Eventually, these mega-entities will create software that will replace many middle class jobs, using the data they’ve obtained to replicate human behavior, according to the book. It’s starting to happen: robots are rendering warehouse workers obsolete, and self-driving cars will soon take over the roads, displacing taxi drivers. Wealth will be concentrated on the machine owners as new jobs are not created proportionately to replace old ones, drastically reducing the middle class.
The solution to this, Lanier argues, is that customers should be compensated by companies for any personal data they use. That way, wealth is more equally distributed, and people are rewarded for any data they reveal which eventually leads to profits for a company.
Making his utopian dream a reality, however, will take a lot of political will. Consumers too will need to play their part, although the devil’s deal of using a service for free in exchange for giving up private data may be too hard to resist.
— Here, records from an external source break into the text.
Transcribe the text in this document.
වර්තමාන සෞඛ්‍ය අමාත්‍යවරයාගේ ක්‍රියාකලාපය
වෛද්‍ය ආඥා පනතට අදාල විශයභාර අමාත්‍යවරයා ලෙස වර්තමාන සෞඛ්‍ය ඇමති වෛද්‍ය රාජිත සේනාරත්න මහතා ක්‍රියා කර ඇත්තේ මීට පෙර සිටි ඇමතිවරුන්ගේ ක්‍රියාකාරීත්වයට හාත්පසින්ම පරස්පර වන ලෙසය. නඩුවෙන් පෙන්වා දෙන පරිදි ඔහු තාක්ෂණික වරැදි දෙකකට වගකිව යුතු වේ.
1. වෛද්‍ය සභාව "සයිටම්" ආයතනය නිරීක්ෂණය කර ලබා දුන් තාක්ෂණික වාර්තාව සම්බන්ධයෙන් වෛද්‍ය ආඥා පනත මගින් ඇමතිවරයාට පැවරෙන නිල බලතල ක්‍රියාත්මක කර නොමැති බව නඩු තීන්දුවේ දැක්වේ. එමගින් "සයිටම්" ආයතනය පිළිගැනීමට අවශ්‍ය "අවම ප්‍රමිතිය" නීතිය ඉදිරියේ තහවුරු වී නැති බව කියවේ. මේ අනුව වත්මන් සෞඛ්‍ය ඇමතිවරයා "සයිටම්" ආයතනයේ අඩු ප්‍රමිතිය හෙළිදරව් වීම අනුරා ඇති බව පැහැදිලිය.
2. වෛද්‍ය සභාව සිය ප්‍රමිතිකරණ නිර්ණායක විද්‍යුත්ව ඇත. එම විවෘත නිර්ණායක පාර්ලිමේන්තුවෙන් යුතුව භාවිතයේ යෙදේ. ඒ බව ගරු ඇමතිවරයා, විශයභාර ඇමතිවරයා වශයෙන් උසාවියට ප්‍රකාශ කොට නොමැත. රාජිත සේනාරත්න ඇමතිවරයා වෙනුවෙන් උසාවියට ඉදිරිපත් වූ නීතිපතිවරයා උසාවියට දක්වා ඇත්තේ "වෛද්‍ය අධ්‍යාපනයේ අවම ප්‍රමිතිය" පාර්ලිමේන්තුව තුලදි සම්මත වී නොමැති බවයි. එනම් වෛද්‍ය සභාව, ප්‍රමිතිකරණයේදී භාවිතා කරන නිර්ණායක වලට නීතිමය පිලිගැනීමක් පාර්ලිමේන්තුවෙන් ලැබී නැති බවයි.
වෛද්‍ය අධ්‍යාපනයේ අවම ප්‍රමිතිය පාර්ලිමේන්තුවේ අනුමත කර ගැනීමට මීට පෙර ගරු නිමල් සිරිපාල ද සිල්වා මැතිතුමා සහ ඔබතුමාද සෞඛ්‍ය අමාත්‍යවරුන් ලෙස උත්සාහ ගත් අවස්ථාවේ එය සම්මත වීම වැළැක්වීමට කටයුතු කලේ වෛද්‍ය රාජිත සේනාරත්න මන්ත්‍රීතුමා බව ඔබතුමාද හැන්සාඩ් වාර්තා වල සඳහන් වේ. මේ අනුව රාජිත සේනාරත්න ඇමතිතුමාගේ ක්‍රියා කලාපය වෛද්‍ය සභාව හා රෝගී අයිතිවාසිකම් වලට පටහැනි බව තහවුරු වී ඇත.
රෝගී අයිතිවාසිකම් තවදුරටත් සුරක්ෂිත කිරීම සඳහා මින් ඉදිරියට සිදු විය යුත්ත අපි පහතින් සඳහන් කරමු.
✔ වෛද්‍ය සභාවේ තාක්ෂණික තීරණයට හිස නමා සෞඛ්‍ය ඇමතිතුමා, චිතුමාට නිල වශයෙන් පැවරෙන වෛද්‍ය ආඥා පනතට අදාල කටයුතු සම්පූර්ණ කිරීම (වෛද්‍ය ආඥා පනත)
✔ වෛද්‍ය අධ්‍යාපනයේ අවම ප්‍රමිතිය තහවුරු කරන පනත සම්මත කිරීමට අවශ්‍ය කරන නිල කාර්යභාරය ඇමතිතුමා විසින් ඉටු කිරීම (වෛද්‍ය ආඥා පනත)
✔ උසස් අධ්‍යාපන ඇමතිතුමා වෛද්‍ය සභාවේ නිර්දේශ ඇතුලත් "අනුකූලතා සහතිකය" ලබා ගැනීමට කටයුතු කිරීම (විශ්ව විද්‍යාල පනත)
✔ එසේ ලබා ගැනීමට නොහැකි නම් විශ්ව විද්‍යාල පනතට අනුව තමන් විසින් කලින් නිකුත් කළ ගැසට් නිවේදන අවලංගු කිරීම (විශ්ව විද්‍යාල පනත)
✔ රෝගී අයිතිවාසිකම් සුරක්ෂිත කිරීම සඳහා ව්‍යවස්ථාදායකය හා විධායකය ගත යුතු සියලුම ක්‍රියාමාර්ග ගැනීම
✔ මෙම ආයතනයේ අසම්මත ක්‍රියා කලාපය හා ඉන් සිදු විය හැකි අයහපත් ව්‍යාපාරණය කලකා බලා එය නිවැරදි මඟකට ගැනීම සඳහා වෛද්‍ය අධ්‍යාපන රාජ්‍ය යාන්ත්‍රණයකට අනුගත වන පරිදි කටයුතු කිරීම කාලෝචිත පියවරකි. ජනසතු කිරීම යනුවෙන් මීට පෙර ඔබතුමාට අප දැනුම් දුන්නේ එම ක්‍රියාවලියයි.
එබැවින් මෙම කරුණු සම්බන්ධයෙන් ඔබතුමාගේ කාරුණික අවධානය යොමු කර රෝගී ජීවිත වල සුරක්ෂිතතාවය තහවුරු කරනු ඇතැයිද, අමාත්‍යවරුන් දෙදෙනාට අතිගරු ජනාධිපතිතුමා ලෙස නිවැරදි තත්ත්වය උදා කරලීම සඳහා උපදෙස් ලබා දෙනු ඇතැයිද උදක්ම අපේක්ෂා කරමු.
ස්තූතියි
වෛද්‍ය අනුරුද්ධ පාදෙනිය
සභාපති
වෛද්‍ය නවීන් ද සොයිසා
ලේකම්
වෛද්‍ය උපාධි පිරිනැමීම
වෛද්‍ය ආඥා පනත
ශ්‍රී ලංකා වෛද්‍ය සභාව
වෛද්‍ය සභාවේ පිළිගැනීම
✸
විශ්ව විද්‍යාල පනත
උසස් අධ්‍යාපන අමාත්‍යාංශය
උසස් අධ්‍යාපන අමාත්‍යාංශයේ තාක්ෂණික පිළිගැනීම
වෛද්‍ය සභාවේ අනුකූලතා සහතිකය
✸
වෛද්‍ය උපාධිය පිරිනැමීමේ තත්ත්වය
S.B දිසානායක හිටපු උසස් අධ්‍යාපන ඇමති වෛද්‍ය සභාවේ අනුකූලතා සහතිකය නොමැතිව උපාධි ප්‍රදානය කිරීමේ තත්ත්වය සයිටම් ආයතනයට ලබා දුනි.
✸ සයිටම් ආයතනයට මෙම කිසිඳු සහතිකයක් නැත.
The challenge with raising consumer awareness, though, comes in how data transacting is an opaque process. These transactions occur behind closed doors and in hushed tones, and for someone like Lee to so brazenly email a media organization like Tech in Asia either signals carelessness or an ulterior motive.
As consumers, we simply have no clue how our data is being used and by whom, and that perhaps is the scary part.
“It’s not about what we know we’re sharing, it’s about what we don’t know is being collected and sold about us,” says Tim Sparapani, Facebook’s former director of public policy.
“The Personal Data Protection Commission does not police the collection, use and disclosure of personal data by organizations and would usually only act on…. Typically just let it go” – Individuals can inform the PDPC of the circumstance which they believe their personal data is abused and PDPC will follow up to investigate the claim, so the process is not as onerous as inferred. The individual does not have to trace the claim himself.
“…there is nothing in the law that expressly makes buying information procured via unethical means illegal, he adds. The PDPA is only intended to govern how organisations disclose data” – The selling (or disclosing the data) is governed under the PDPA. The Commission will follow-up with complaints to investigate how the buyer had obtained the third party information, and take action against the seller if consumers had not consented to the disclosure of their personal data. Illegally trading in data will still be enforced against, though on the end of the seller rather than the buyer. In addition, enforcement action could be taken against the buyer if the buyer had used such personal data in the list (e.g. to contact an individual for a purpose) since he had not obtained consent to both the collection and use of the data per se.